The ranges 700-799, 800-899, 900-999 all have the same number of integers that match this condition. However, the question asks for integers greater than 700. Since 700 itself is not included in the range, the number of digits will be a multiple of 3 minus 1. 80 is the only answer that satisfies this.
Assuming the above was unknown, I'll write out the results for the range 700-799, multiple the number by 3, then subtract by 1 (700 cannot be included).
1st and 3rd digits
707
717
727
737
747
757
767
787
797
1st and 2nd digits
770
771
772
773
774
775
776
778
779
2nd and 3rd digits
700
711
722
733
744
755
766
788
799
Total: 27
27*3-1 = 80
Another way to do this is a less tedious method using combinatorics to examine the range 700-799.

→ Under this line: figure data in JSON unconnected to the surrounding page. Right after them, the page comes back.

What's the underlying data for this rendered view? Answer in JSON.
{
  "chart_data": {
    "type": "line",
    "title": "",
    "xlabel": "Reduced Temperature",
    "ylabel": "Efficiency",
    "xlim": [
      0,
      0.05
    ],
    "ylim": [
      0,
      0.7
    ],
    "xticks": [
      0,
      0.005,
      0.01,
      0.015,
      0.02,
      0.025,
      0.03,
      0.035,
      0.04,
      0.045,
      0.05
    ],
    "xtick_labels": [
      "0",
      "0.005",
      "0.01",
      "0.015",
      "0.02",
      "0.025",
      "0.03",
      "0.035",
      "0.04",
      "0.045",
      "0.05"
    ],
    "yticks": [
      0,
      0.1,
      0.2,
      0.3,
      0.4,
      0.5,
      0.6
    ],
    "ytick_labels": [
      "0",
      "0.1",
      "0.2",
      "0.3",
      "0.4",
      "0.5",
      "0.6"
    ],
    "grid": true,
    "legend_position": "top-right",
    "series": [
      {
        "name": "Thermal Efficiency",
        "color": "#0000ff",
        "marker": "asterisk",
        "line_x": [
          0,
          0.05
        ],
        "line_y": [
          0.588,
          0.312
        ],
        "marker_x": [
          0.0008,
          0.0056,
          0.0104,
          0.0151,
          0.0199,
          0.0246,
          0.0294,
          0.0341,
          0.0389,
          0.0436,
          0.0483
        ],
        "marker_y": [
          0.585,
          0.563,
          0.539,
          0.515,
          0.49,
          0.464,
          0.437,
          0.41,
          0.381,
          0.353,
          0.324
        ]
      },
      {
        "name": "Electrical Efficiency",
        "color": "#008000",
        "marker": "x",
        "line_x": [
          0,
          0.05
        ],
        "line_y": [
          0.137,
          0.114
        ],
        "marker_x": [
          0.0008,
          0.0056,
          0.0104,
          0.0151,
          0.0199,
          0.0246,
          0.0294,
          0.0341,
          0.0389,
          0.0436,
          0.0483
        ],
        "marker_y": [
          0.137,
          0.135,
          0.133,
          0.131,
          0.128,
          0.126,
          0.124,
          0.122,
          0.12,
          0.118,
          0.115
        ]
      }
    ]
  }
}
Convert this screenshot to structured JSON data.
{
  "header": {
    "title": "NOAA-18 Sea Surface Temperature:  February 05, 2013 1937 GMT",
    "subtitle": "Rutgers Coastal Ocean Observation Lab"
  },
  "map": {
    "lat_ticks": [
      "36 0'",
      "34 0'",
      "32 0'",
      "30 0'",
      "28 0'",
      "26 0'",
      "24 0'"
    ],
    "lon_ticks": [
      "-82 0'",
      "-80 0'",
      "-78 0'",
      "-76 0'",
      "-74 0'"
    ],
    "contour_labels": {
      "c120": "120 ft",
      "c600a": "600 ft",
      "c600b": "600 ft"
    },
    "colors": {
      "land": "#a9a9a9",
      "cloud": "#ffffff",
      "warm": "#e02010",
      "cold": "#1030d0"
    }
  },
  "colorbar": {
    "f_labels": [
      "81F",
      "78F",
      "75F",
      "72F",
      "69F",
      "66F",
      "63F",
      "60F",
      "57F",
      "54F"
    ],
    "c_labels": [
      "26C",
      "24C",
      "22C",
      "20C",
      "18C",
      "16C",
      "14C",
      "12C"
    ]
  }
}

The notation I am using is C(n,r) = n C r = n! / (r!*(n-r)!)
The 1st digit must be 7.
If the 2nd digit is 7, the 3rd digit must not be 7: C(1,1)*C(9,1) = 9, where C(1,1) is "the 2nd digit has one option to choose from (7)", and C(9,1) are the "third digit can choose from 9 digits (any but 7)".
If the 2nd digit is not 7, the 3rd digit must be 7 or whatever the 2nd digit is: C(9,1)*C(2,1) = 18, where C(2,1) is for the "3rd digit can choose from 2 digits: 7, or the 2nd digit value".
9+18 = 27 integers for this range, multiple by 3 for 700-999, subtract by 1 for 701-999. 80 again is the answer.